Shared mechanisms for adaptive white coloration in bees and butterflies

By Tunc Dabak and Heather Hines (Penn State Entomology), who recently published a paper in PLOS Genetics.

bees collected for the Hines study

In a recently published paper, the research team led by the Hines Lab explore the genetic mechanisms by which bees in Anatolia repeatedly evolve a distinctive white color pattern.

In eastern parts of Anatolia, multiple bumble bee species genetically shift their yellow color to white to resemble one another. This is a classic example of mimicry, where species converge on the same appearance for protection from predators. These white colors could also confer an advantage to facilitate cooling in this hot and dry region. Each of these color shifts represent replicates useful to address the different genetic paths to the same trait.

To understand how these white colors arose, the researchers sequenced the genomes of yellow and white morphs of the snowy bumble bee – Bombus niveatus – from Turkiye, and determined what gene was involved by finding where in the genome there were differences by color form. They identified a key player: a developmental gene BarH.

In this case, BarH duplicated a section of its regulatory region in the white form, which likely altered gene expression patterns. What was especially exciting, is that this same gene was found to regulate white vs. yellow wings in butterflies! Both these bees and butterflies use the same type of pterin pigments and butterfly wing scales and bee hairs are similar structures evolutionarily, thus through deep time this developmental gene regulates pterin coloration in these cuticular structures.

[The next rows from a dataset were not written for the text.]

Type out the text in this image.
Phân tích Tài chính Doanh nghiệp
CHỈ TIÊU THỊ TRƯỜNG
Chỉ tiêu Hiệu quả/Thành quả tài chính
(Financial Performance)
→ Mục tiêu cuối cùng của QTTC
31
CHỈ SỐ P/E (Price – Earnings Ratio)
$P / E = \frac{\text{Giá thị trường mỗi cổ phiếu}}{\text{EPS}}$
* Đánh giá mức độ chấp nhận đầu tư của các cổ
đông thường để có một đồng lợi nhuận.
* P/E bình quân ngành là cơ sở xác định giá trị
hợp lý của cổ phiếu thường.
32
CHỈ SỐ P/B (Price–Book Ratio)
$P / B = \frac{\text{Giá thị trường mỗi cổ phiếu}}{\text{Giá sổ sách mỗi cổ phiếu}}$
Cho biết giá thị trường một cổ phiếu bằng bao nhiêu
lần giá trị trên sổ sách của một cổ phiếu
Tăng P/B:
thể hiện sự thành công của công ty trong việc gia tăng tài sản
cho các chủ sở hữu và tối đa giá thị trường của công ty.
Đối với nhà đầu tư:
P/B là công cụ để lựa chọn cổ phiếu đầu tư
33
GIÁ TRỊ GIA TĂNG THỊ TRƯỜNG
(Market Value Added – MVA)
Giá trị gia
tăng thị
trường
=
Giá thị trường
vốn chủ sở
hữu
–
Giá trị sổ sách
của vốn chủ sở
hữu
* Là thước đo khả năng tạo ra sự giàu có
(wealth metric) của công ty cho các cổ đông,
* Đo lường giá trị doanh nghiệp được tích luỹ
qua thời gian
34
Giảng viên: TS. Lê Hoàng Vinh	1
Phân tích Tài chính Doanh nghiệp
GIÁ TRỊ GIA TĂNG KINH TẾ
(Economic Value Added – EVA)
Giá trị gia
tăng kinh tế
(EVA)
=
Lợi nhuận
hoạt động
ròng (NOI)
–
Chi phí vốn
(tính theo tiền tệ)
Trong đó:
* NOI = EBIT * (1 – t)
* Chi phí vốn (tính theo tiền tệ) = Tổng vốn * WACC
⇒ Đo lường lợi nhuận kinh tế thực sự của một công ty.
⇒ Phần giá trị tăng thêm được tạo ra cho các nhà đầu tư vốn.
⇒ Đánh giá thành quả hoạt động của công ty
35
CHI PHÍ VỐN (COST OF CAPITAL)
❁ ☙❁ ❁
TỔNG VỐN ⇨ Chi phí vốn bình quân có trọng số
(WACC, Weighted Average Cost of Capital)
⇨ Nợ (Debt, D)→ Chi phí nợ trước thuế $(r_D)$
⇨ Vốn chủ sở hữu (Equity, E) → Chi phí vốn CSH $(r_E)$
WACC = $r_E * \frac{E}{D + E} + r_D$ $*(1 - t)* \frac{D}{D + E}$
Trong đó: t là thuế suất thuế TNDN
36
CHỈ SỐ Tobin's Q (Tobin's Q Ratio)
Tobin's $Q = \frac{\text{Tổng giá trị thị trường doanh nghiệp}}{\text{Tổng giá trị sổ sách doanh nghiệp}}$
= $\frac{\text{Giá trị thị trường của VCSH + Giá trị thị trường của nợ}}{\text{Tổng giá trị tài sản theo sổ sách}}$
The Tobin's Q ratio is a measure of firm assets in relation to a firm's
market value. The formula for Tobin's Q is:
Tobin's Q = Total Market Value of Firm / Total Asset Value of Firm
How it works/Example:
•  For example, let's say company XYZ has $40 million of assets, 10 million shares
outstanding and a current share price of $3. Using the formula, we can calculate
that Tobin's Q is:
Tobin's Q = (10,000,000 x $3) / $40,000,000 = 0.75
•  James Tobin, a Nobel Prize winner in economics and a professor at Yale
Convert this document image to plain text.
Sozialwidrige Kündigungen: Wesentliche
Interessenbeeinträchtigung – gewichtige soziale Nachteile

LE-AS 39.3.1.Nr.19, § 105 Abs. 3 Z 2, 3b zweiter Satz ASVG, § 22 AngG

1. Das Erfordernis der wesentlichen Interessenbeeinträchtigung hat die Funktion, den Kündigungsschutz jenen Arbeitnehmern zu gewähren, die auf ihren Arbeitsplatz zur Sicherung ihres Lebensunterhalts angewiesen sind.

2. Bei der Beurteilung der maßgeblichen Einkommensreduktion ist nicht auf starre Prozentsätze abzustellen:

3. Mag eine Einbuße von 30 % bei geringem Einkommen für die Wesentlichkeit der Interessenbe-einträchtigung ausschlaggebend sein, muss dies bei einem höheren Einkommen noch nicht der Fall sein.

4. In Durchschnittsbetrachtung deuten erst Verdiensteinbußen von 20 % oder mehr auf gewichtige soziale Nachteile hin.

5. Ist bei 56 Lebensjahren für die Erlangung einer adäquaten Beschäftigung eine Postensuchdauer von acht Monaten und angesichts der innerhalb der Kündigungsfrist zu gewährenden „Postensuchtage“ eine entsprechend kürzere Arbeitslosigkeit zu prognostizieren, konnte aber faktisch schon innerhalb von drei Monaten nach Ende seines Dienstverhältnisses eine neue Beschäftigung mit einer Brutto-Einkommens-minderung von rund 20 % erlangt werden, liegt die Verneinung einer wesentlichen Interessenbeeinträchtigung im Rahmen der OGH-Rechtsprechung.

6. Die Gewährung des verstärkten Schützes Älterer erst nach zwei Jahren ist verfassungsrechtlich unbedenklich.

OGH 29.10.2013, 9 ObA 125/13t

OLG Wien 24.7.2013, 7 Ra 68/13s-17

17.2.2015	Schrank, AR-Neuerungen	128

Other white colored mimetic bumble bee species were also compared for the same mutation and it was found that even though multiple bee species evolved the same white pattern, they did not coopt the same mutation. Different species achieved similar appearances through different genetic changes. Evolution can arrive at the same solution more than once, but it might take different routes to get there.

A Rare Case of a Patchwork Gynandromorph Bee

The study also examined a rare gynandromorph – a “patchwork” bee with a mosaic distribution of yellow and white colors that also contains a mix of tissues of different sexes (some female traits and some male). The researchers determined this bee contained both yellow and white genetic variants and that female tissues were white and contained one white genetic variant and one yellow, making white a dominant trait. In bumble bees, males are have only one chromosome: some single-chromosome male tissues had the yellow and some the white variant, thus male tissues contained both colors. This provided a unique situation where genetic variants could be linked to color differences within an individual.

Furthermore, the yellow forms and white forms were once considered two different species. The presence of both colors in a single bee confirms this indeed is one species.

These findings address the predictability of evolution. The use of the same gene across diverse lineages reveals that some developmental genes have ancient roles. These mimics show there are many ways to get to the same trait and sometimes those means are simple changes. In mimicry, evolution repeatedly finds creative solutions to the same challenge. For these bees, nature doesn’t just copy and paste - it innovates, again and again. Sometimes by just copy-pasting!